Washington Post Headline Writer Hypes Trucker Shortage

May 28, 2018

The headline of the Washington Post article should have us all worried, “America has a massive truck driver shortage. Here’s why few want an $80,000 job.” That sounds pretty dramatic.

The article does begin by telling us about Joyce Brenny, who runs a trucking business in Minnesota, who supposedly pays many of her drivers more than $80,000 a year. (It doesn’t indicate if she is the source for this number.) However, folks who read a few paragraphs down discover:

“A few drivers told The Washington Post that they earn $100,000, but many said their annual pay is less than $50,000 (government statistics say median pay for the industry is $42,000).”

In other words, if Ms. Brenny is actually paying her drivers $80,000 a year, she is very much an outlier. The typical driver makes barely half of this amount, which is a likely explanation for any shortage of truckers that might exist. (For a point of reference, the annual pay of a truck driver would be about half of what many CEOs earn in a day and roughly one-tenth of a what a top line politician would get for a one-hour speech to a major bank.)

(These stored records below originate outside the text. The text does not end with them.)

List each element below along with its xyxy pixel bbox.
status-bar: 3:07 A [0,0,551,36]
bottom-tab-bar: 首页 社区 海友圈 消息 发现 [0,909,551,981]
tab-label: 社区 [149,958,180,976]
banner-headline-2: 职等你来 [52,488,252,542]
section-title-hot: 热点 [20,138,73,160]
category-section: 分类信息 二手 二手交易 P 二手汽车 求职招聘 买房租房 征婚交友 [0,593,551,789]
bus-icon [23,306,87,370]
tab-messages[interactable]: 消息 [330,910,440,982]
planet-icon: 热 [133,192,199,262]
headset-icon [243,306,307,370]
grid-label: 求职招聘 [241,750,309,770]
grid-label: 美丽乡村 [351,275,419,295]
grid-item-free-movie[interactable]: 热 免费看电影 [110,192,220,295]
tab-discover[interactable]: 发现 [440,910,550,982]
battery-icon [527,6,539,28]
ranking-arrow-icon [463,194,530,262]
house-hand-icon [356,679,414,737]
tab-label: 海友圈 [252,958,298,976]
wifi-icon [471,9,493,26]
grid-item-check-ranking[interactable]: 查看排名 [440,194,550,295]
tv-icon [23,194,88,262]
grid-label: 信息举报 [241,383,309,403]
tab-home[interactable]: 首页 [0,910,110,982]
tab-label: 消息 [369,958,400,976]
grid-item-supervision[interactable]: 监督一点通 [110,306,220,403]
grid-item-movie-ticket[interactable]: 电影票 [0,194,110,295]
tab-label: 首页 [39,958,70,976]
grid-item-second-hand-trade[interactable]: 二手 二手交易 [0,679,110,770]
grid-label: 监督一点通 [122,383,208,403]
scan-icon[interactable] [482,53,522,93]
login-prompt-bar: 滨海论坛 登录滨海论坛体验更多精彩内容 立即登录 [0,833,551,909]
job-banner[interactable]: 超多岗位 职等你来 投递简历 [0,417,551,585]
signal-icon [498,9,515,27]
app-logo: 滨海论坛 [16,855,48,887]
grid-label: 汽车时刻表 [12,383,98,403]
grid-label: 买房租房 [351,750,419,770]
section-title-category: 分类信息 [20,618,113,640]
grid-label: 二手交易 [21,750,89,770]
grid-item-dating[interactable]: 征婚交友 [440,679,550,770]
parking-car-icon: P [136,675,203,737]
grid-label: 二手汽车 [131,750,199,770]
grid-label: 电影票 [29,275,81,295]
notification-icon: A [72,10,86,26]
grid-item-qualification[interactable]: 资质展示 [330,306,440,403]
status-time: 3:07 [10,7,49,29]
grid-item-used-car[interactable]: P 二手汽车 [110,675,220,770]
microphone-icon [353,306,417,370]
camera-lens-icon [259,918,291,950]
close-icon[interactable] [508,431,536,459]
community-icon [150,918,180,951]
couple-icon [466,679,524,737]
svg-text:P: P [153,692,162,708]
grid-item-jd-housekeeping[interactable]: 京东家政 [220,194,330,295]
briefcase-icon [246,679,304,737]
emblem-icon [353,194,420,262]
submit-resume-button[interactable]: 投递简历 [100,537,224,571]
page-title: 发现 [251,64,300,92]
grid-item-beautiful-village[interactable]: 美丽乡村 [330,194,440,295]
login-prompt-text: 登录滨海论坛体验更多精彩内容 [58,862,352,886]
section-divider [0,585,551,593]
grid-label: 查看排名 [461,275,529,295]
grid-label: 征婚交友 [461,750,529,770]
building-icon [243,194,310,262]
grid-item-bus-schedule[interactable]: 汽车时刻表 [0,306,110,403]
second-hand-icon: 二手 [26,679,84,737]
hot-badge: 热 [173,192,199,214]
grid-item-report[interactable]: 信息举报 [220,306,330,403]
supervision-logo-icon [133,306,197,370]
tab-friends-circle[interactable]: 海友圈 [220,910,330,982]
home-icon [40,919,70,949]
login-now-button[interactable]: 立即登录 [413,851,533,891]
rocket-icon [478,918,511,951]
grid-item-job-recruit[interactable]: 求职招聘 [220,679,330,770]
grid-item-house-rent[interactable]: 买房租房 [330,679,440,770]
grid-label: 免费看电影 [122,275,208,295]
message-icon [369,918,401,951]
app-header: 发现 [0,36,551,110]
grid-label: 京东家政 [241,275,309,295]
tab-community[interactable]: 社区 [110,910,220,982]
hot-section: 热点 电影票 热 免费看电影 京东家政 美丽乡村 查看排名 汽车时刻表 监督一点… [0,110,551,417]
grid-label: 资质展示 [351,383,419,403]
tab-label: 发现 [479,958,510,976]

It also seems that folks who run trucking companies have a hard time understanding how labor markets are supposed to work. Here is the average hourly wage, adjusted for inflation, in the trucking industry:

Trucking Industry: Average Hourly Wage, Adjusted for Inflation

trucker 3

Source: Bureau of Labor Statistics.

According to the Bureau of Labor Statistics, the average hourly pay for truck drivers is actually down from its level of two years ago. While it is up by roughly 5.0 percent from its level a decade ago, it is down by more than 7.0 percent from the peaks hit in the late 1990s.

This seems like yet one more case where we have employers whining about worker shortages because they are unwilling to pay the market wage. And, it seems the Washington Post is aggressively pushing the employers’ case even if it means misrepresenting the facts.